A fragmented, lyrical essay on memory, identity, mourning, and the
mother. Writing is how I attempt to repair myself, stitching back
former selves, sentences. When I am brave enough I am never brave
enough I unravel the tapestry of my life, my childhood. -from Book
of Mutter Composed over thirteen years, Kate Zambreno's Book of
Mutter is a tender and disquieting meditation on the ability of
writing, photography, and memory to embrace shadows while in the
throes-and dead calm-of grief.

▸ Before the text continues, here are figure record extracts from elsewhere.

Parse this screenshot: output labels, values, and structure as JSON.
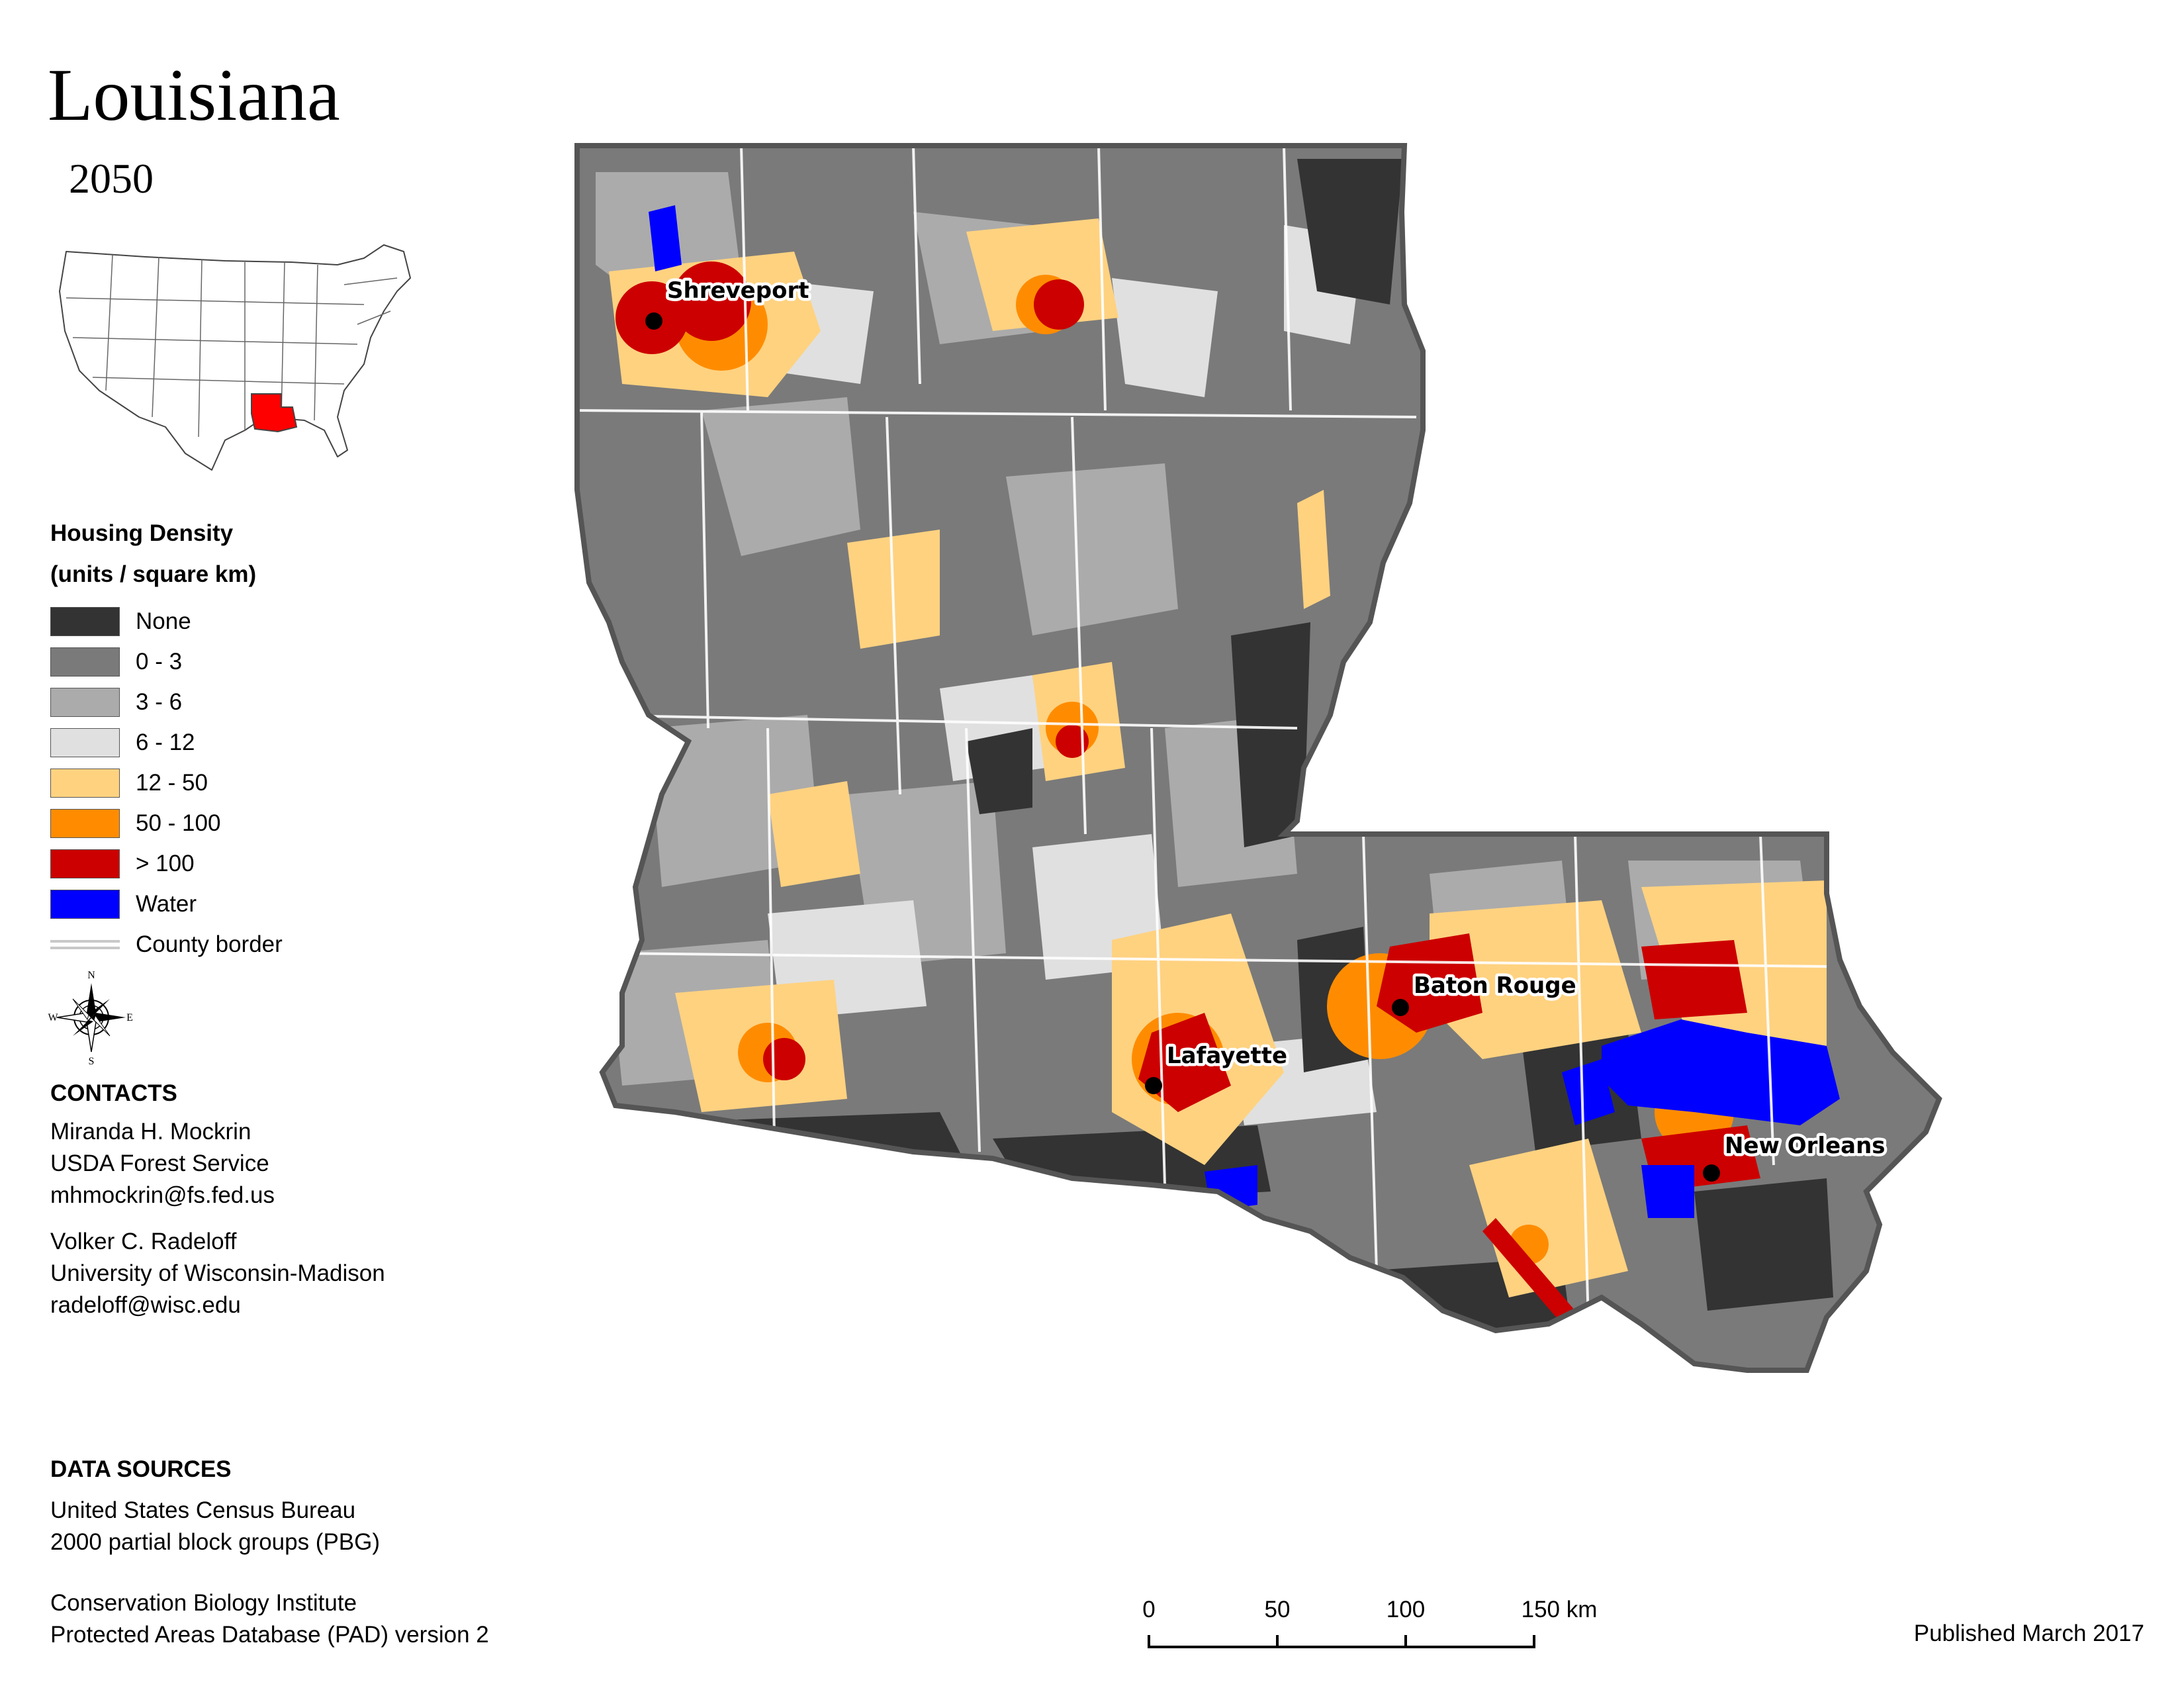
{
  "title": "Louisiana",
  "subtitle": "2050",
  "legend": {
    "title_line1": "Housing Density",
    "title_line2": "(units / square km)",
    "items": [
      {
        "label": "None",
        "color": "#333333"
      },
      {
        "label": "0 - 3",
        "color": "#7a7a7a"
      },
      {
        "label": "3 - 6",
        "color": "#ababab"
      },
      {
        "label": "6 - 12",
        "color": "#e0e0e0"
      },
      {
        "label": "12 - 50",
        "color": "#ffd280"
      },
      {
        "label": "50 - 100",
        "color": "#ff8c00"
      },
      {
        "label": "> 100",
        "color": "#cc0000"
      },
      {
        "label": "Water",
        "color": "#0000ff"
      }
    ],
    "border_label": "County border"
  },
  "compass": {
    "n": "N",
    "s": "S",
    "e": "E",
    "w": "W"
  },
  "contacts": {
    "heading": "CONTACTS",
    "person1": [
      "Miranda H. Mockrin",
      "USDA Forest Service",
      "mhmockrin@fs.fed.us"
    ],
    "person2": [
      "Volker C. Radeloff",
      "University of Wisconsin-Madison",
      "radeloff@wisc.edu"
    ]
  },
  "data_sources": {
    "heading": "DATA SOURCES",
    "source1": [
      "United States Census Bureau",
      "2000 partial block groups (PBG)"
    ],
    "source2": [
      "Conservation Biology Institute",
      "Protected Areas Database (PAD) version 2"
    ]
  },
  "cities": [
    "Shreveport",
    "Baton Rouge",
    "Lafayette",
    "New Orleans"
  ],
  "scale": {
    "ticks": [
      "0",
      "50",
      "100"
    ],
    "last": "150 km"
  },
  "published": "Published March 2017",
  "inset_highlight_color": "#ff0000"
}
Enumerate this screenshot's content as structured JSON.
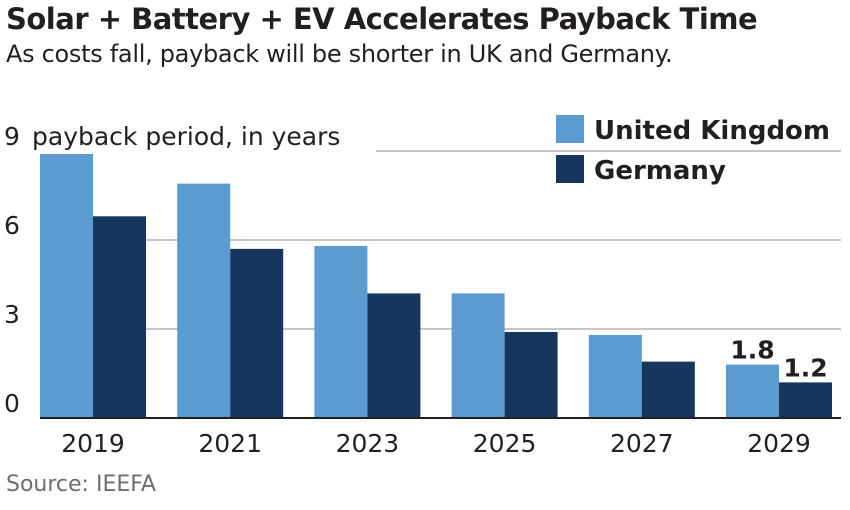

Book of Mutter is both primal and
sculpted, shaped by the author's searching, indexical impulse to
inventory family apocrypha in the wake of her mother's death. The
text spirals out into a fractured anatomy of melancholy that
includes critical reflections on the likes of Roland Barthes,
Louise Bourgeois, Henry Darger, Theresa Hak Kyung Cha, Peter
Handke, and others. Zambreno has modeled the book's formless form
on Bourgeois's Cells sculptures-at once channeling the volatility
of autobiography, pain, and childhood, yet hemmed by a solemn sense
of entering ritualistic or sacred space. Neither memoir, essay, nor
poetry, Book of Mutter is an uncategorizable text that draws upon a
repertoire of genres to write into and against silence. It is a
haunted text, an accumulative archive of myth and memory that seeks
its own undoing, driven by crossed desires to resurrect and
exorcise the past. Zambreno weaves a complex web of associations,
relics, and references, elevating the prosaic scrapbook into a
strange and intimate postmortem/postmodern theater.